California is hardest hit by luxury-home foreclosures.

While sales for all homes in the state increased 2.5 percent last year from 2007, sales of homes valued at more than $1 million declined 43 percent to the lowest since 2003, MDA DataQuick reported.

The foreclosure process typically takes about a year.

That means jumbo-loan defaults, which are climbing at the fastest pace in at least 15 years, will increase over the next year, according to LPS Applied Analytics in Jacksonville, Fla.

Mike Hunt said...

Keefer,

You may be right, actually- everyone cut their production capacity pretty badly already. The more the GDP goes down the greater the forces are pushing it back up. And the free gov't cheese only adds to the upward force.

That said- what about the auto industry supply chain continuing to wind down in the next 2-3 months. What about growth in banking loans- those are still in stagnation.

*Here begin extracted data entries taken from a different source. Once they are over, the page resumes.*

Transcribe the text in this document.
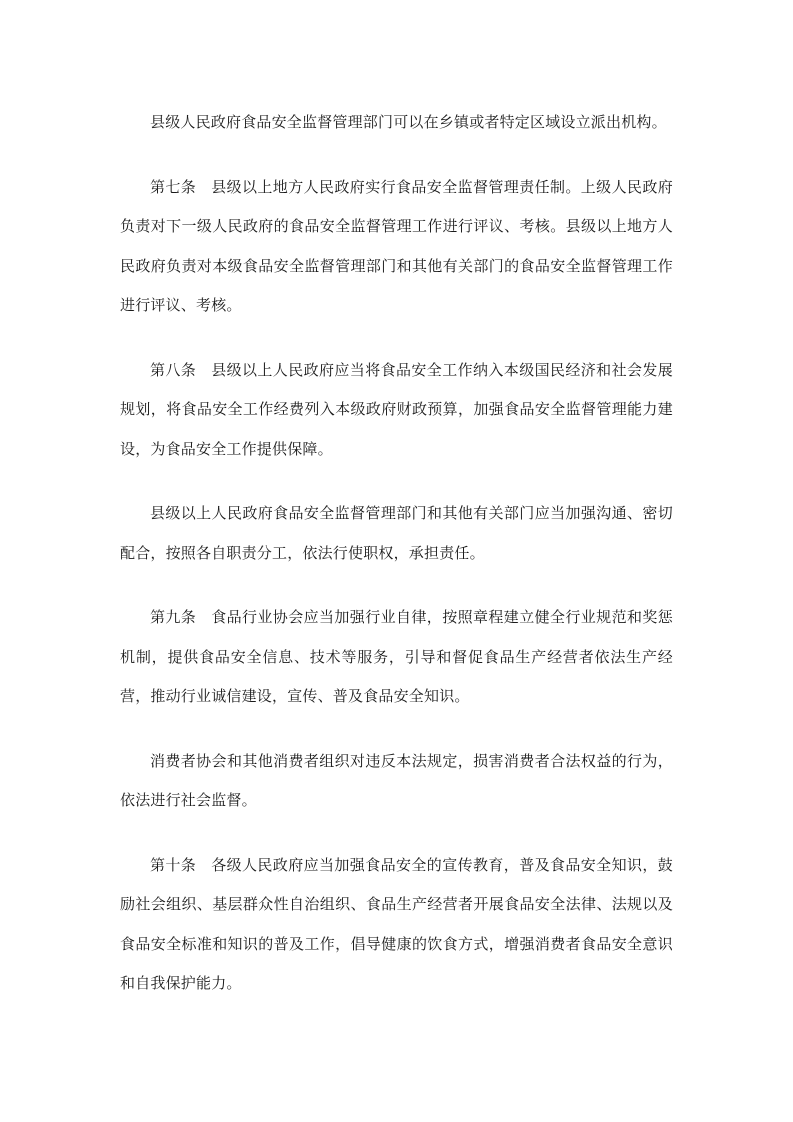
县级人民政府食品安全监督管理部门可以在乡镇或者特定区域设立派出机构。

第七条 县级以上地方人民政府实行食品安全监督管理责任制。上级人民政府负责对下一级人民政府的食品安全监督管理工作进行评议、考核。县级以上地方人民政府负责对本级食品安全监督管理部门和其他有关部门的食品安全监督管理工作进行评议、考核。

第八条 县级以上人民政府应当将食品安全工作纳入本级国民经济和社会发展规划，将食品安全工作经费列入本级政府财政预算，加强食品安全监督管理能力建设，为食品安全工作提供保障。

县级以上人民政府食品安全监督管理部门和其他有关部门应当加强沟通、密切配合，按照各自职责分工，依法行使职权，承担责任。

第九条 食品行业协会应当加强行业自律，按照章程建立健全行业规范和奖惩机制，提供食品安全信息、技术等服务，引导和督促食品生产经营者依法生产经营，推动行业诚信建设，宣传、普及食品安全知识。

消费者协会和其他消费者组织对违反本法规定，损害消费者合法权益的行为，依法进行社会监督。

第十条 各级人民政府应当加强食品安全的宣传教育，普及食品安全知识，鼓励社会组织、基层群众性自治组织、食品生产经营者开展食品安全法律、法规以及食品安全标准和知识的普及工作，倡导健康的饮食方式，增强消费者食品安全意识和自我保护能力。
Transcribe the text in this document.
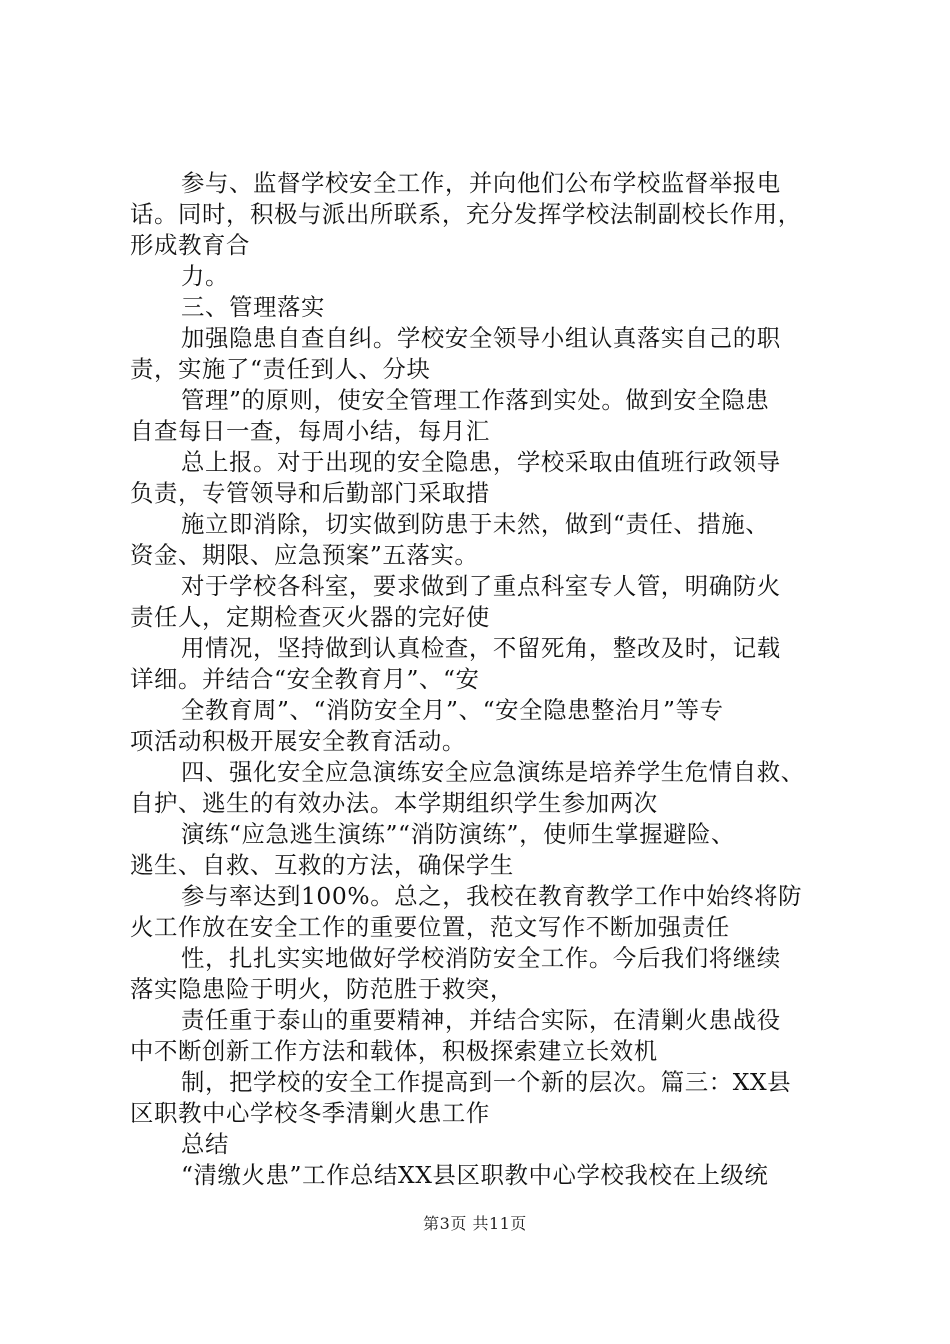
参与、监督学校安全工作，并向他们公布学校监督举报电
话。同时，积极与派出所联系，充分发挥学校法制副校长作用，
形成教育合
力。
三、管理落实
加强隐患自查自纠。学校安全领导小组认真落实自己的职
责，实施了“责任到人、分块
管理”的原则，使安全管理工作落到实处。做到安全隐患
自查每日一查，每周小结，每月汇
总上报。对于出现的安全隐患，学校采取由值班行政领导
负责，专管领导和后勤部门采取措
施立即消除，切实做到防患于未然，做到“责任、措施、
资金、期限、应急预案”五落实。
对于学校各科室，要求做到了重点科室专人管，明确防火
责任人，定期检查灭火器的完好使
用情况，坚持做到认真检查，不留死角，整改及时，记载
详细。并结合“安全教育月”、“安
全教育周”、“消防安全月”、“安全隐患整治月”等专
项活动积极开展安全教育活动。
四、强化安全应急演练安全应急演练是培养学生危情自救、
自护、逃生的有效办法。本学期组织学生参加两次
演练“应急逃生演练”“消防演练”，使师生掌握避险、
逃生、自救、互救的方法，确保学生
参与率达到100%。总之，我校在教育教学工作中始终将防
火工作放在安全工作的重要位置，范文写作不断加强责任
性，扎扎实实地做好学校消防安全工作。今后我们将继续
落实隐患险于明火，防范胜于救突，
责任重于泰山的重要精神，并结合实际，在清剿火患战役
中不断创新工作方法和载体，积极探索建立长效机
制，把学校的安全工作提高到一个新的层次。篇三：XX县
区职教中心学校冬季清剿火患工作
总结
“清缴火患”工作总结XX县区职教中心学校我校在上级统
第3页 共11页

You may be close on your call but you also may be a few months early.

The technical definition of a recession doesn't help all the people who aren't paying their mortgage but haven't been foreclosed on yet. If that happens there will be another drop in consumption.

Have you considered this?

-Mike

les said...

In the late 1980s and early 1990s American textile companies were disassembled and shipped to China.

In the next 3 years, watch the big 3 disassemble their factories and move it to China. China is the largest car market in the world and they hate anything Japanese.

Retail sales continue to go down. American retailers cannot sustain the number of retail outlets we have. More companies will have to go into bankruptcy to break these lease contracts.


I think we may break 700,000 in new unemployment claims within 6 months.

i've had it said...

The govt lied about the start of the recession. If you recall, it was only after the election in november that the govt. said, officially, that we had been in a recession for almost a year...since dec. 2007.

The fact of the matter is, the technical definition of a recession is two quarters (six months) of negative GDP. So, the govt. should have declared a recession in May 2008, and not Nov. 2008.

My point here is that the govt., if it declares the recession is over, will just be lying. It works hand-in-hand with the private company that has become the one, small group of people that decides whether or not we are in recession. They will simply lie and tell us it's over.

Don't believe them. There is a lot more hurt coming. And I'm not talking about the stock market. I'm talking jobs and the restructuring (death) of American industry.

As I said before here, if we get another jobs loss report of 500k or greater for May and/or June, we are absolutely screwed.

Keith, this time it is different. In past bad recessions we did not have a global economy like we do today that would allow other countries to step in and take leadership. We did not have outsourcing like we do today. We did not have major non-western economies working with each other to replace the U.S.

Unfortunately, I think the best we can hope for is a Japan-style economy: no growth going forward.

Daphne64 said...

Keith, do you realize just HOW short you are on details of why the recession is over?

From where I stand, it's pretty much just your gut feeling, your trust of some clearly corrupt federal officials, and an initial jobless number that's been gamed by census hirings and goosed birth death model numbers.

We, on the other hand, have dozens of reasons, and we have pretty clearly laid them out.

Do you really expect a person to believe another person based on such skimpy evidence - just because they were right in the past?

Come to think of it, you haven't said how old you are. Maybe you have Alzheimer's. Even if you are only 35, premature alzheimer's is on the rise, alarmingly so.

Anonymous said...

Keith, gut feeling doesn't fly here. List the reasons why you think that recession is over. We're waiting.

Anonymous said...

At least Mish backs his claims with solid facts and charts. Here all we get is gut feeling, Rahm E. talking points, and settled science.

What's on Olbermann? What's Bo, the WH dog, is doing today, Anderson Cooper?

Out at the peak said...

The Great Recession is now and has always been the GRAND Depression. It lasts until 2012. That will be the bottom.